Starting in Cowes on the Isle of Wight off England’s south coast, the 50th edition of the biennial Rolex Fastnet Race features a record entry list, with over 490 boats signed up. Setting off on July 22 in eight starts separated by 20-minute intervals, the fleet is set to smash the previous record set in 2019 when the biennial race featured 388 yachts and was the last edition to finish in Plymouth.
This year’s race will again feature a 695nm course heading west to round the Fastnet Rock – Ireland’s most southernmost point – before turning back and heading to Cherbourg-en-Cotentin in northern France, which hosted the finale for the first time in 2021 when 363 yachts competed.
First held in 1925, the Rolex Fastnet Race – the flagship event of the Royal Ocean Racing Club (RORC) – has by far the biggest fleet among all the world’s classic offshore races and this year is expected to feature over 3,000 sailors from over 30 countries including Japan.
Entries includes the world’s fastest offshore racing yachts, the giant flying Ultime trimarans, as well as about 30 IMOCAs as used in the Vendée Globe and the present Ocean Race, along with privately owned racing machines including Bryon Ehrhart’s 88ft Lucky and Peter Morton’s Maxi 72 Notorious.
French teams again make up the majority of the IMOCA 60 class, which also features leading competitors from the UK and across Europe, while Japan’s Kojiro Shiraishi will compete on DMG Mori Global One, launched in 2019.
Shiraishi sailed the VPLP design to 10th place in the 2020 Vendée Arctique before finishing 16th in the 2020-21 Vendée Globe after sailing solo around the world for almost 95 days.
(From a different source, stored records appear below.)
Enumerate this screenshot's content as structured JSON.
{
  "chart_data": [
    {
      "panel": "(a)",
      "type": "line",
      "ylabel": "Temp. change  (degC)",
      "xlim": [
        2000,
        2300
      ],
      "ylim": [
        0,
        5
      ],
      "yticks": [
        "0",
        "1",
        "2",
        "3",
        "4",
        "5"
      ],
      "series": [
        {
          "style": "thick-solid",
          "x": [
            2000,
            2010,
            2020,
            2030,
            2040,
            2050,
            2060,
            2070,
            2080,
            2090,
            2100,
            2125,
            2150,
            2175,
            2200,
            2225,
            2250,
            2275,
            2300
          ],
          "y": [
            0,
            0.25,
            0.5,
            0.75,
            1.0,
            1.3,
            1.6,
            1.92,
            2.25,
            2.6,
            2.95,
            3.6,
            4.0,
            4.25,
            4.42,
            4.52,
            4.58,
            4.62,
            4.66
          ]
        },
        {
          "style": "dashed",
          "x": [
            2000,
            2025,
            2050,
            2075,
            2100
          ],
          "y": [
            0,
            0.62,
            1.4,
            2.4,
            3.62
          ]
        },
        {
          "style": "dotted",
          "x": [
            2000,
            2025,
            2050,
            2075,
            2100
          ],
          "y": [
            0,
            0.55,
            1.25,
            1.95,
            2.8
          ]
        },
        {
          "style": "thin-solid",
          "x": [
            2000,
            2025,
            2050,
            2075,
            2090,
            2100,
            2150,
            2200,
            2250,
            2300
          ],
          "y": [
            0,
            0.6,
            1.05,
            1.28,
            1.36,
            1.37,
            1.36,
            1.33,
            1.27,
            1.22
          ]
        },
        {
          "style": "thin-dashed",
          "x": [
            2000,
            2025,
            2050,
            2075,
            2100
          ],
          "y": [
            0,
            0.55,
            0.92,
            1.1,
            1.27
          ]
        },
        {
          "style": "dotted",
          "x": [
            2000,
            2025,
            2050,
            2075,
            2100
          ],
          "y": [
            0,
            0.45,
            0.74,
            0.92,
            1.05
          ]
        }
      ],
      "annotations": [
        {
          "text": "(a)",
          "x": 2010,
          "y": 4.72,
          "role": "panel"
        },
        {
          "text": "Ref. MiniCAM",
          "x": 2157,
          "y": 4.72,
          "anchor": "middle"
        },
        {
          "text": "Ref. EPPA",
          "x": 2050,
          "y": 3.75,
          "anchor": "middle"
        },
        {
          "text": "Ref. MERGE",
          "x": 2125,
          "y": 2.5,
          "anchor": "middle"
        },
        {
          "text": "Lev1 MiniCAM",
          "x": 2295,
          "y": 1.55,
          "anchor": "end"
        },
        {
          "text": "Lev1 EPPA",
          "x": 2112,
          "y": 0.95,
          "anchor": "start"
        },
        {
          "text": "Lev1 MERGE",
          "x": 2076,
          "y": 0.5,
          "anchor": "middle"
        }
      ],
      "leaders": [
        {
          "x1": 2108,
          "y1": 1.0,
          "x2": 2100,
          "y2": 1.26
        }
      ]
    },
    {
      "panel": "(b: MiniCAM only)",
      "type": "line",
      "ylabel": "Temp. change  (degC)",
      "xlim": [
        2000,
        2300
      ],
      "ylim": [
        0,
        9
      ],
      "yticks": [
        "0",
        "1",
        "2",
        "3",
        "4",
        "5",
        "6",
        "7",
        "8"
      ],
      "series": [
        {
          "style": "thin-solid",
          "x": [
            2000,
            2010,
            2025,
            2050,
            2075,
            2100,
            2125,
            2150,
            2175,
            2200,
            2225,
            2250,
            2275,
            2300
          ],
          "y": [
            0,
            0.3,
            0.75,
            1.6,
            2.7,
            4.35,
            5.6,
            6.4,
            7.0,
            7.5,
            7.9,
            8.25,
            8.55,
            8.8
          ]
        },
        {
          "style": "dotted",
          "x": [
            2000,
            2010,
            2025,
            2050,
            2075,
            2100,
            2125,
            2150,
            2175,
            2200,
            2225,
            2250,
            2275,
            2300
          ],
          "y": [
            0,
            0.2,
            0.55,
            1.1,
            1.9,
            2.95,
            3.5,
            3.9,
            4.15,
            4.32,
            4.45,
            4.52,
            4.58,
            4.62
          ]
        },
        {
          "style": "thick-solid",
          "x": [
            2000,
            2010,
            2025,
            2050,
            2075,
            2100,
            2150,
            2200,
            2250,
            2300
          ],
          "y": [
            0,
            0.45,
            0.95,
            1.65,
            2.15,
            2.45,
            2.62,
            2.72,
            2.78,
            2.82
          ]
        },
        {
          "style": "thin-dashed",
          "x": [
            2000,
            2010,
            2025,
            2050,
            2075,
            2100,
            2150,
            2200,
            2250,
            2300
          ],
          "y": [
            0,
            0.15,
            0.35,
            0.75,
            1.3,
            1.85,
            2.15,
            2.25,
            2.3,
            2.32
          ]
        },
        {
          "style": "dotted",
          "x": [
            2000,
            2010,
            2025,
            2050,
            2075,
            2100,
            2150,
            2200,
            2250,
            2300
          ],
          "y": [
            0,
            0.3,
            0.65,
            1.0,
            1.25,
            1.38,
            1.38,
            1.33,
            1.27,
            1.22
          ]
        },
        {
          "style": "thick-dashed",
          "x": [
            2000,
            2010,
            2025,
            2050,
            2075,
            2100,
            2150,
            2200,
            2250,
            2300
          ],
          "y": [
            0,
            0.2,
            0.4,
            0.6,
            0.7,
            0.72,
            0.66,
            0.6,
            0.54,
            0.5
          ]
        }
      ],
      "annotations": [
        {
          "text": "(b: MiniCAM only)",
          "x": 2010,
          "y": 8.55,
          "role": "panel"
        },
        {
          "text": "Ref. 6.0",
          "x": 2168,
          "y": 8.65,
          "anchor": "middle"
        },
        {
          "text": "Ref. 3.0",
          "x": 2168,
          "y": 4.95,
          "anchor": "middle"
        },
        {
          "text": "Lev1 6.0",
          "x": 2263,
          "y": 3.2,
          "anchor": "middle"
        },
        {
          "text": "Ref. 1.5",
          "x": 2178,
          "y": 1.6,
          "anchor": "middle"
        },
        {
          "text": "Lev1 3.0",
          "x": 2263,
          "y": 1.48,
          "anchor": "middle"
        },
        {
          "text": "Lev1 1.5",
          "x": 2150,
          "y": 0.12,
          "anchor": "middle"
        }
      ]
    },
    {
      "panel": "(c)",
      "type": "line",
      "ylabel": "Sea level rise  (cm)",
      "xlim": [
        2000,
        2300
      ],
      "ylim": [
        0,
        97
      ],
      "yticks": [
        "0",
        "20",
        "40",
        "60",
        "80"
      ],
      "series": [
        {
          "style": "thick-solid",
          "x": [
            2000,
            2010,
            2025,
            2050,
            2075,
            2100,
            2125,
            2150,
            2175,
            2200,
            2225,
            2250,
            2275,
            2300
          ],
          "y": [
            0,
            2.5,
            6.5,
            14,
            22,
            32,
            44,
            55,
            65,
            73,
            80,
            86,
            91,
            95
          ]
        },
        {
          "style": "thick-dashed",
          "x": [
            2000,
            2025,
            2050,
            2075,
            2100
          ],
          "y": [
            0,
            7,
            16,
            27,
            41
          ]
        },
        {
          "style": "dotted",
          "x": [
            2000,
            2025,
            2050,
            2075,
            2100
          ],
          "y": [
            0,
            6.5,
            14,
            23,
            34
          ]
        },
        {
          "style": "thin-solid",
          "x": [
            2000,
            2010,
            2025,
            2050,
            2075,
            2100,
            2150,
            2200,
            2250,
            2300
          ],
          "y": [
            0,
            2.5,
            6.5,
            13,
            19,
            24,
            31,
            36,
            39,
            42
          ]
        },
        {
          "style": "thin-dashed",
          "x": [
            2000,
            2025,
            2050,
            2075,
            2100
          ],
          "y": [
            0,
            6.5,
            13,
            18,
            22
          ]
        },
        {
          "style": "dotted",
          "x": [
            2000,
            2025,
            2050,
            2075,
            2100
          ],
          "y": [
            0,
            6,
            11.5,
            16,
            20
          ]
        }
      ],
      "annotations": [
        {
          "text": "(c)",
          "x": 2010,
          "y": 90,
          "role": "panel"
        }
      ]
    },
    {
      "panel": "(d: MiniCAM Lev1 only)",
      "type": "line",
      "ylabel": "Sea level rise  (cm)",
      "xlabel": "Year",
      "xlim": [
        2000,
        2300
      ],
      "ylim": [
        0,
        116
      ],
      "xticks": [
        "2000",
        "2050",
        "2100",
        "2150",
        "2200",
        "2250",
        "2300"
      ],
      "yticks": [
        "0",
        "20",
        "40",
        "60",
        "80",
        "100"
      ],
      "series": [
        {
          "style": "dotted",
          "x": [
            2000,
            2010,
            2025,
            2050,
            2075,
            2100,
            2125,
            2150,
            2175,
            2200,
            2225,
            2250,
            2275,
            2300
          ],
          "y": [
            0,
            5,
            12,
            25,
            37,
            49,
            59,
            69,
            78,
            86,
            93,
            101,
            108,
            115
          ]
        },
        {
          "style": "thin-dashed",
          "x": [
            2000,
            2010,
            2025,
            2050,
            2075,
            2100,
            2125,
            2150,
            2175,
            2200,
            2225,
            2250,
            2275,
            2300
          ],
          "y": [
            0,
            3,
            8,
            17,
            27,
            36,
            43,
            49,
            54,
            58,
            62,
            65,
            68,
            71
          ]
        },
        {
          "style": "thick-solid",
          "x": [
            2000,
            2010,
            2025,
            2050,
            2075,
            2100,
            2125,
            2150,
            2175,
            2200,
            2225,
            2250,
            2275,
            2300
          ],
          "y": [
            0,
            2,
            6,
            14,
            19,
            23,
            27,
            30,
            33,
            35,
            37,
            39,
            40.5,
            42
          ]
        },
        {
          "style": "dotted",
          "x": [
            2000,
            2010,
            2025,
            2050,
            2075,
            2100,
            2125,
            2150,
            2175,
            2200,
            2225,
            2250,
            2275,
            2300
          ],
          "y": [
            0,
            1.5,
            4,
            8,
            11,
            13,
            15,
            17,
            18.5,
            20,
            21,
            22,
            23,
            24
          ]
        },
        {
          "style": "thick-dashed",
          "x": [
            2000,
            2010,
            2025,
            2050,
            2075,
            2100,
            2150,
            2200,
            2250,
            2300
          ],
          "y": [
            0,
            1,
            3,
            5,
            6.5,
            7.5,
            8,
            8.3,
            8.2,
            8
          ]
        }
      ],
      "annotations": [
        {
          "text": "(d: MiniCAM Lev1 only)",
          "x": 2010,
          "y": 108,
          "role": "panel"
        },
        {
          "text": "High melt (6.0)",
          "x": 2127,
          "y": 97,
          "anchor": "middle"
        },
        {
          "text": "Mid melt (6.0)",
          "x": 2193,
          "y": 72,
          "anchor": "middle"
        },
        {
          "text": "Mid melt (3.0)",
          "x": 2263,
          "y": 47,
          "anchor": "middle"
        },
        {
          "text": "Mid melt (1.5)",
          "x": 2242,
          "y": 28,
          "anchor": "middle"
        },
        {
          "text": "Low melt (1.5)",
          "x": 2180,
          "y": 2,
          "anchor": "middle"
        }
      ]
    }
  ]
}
Now 56, the Japanese is competing in the Rolex Fastnet Race for the first time and will sail with French sailor Thierry Duprey du Vorsent.
“This is my first participation in the race and it’s an honour to be part of it. It will be a great test for myself and to see the new performance of the boat,” said Shiraishi, who said the boat’s modifications over the winter included a new bow and foils.
“It’s such a mythical race with such a rich history, while the 50th edition makes it more special. I’m looking forward to the start with many boats around, so I hope to start well. It will be an honour for us
to sail past the RORC clubhouse.
“I’ve rounded the Fastnet once, but it was nighttime and I could only see the light of the lighthouse, so I’m hoping to see the Fastnet Rock in daylight!”
Meanwhile, teenager Zoë d’Ornano – daughter of Malaysia-born Lay Koon Tan – is again competing with her parents on one of the Tall Ships Youth Trust (TSYT) boats. Two years ago, Zoë, then 12, was the youngest sailor in the race and raised £10,550 to give 12 disadvantaged young people a life changing voyage with TSYT.
This year, the youth development sail training charity has entered three of its 72ft Challenger yachts, with Zoë sailing with her parents on one of two boats crewed by adults, who are fundraising to enable a crew of young people aged 16-25 to sail on the third yacht.
“We’ve met the youngsters who’ve been selected and they come from challenging backgrounds,” said Zoë’s mother, Lay Koon Tan.
The IRC fleet competing for the race’s historic top prize, the Fastnet Challenge Cup, features about 370 yachts, making it one of the biggest races ever held under IRC in the 23-year existence of the RORC/UNCL’s rating rule.
For this special edition, entries are coming from across the globe, but few are making a greater effort than Paddy Broughton and his crew on the 73ft maxi yawl Kialoa II. Originally raced by the great maxi yacht campaigner Jim Kilroy from 1963-74, Kialoa II was second home in the 1969 Fastnet Race.
Since 2016 the yacht has been owned by English brothers Paddy and Keith Broughton who have sought to recreate Kilroy’s globe-trotting race programme. She competed in the 2017 Rolex Fastnet Race, while in 2019 she competed in the 50th Transpac and 75th Rolex Sydney Hobart Yacht Race.
After competing in the Rolex Sydney Hobart last December, Kialoa II has since been delivered from Sydney, all the way across the Pacific, through the Panama Canal and Caribbean, then across the Atlantic to the UK on her own bottom, a Kilroy tradition.
“The Rolex Fastnet Race is one of the great ocean races, along with our own Rolex Sydney Hobart,” says Paddy Broughton, now also of Australian nationality.
“Tactically, because of the tides and course, it’s probably the most difficult – a real challenge. We really wanted her to be part of RORC’s 50th Rolex Fastnet Race celebrations and have sailed from Sydney to do so.”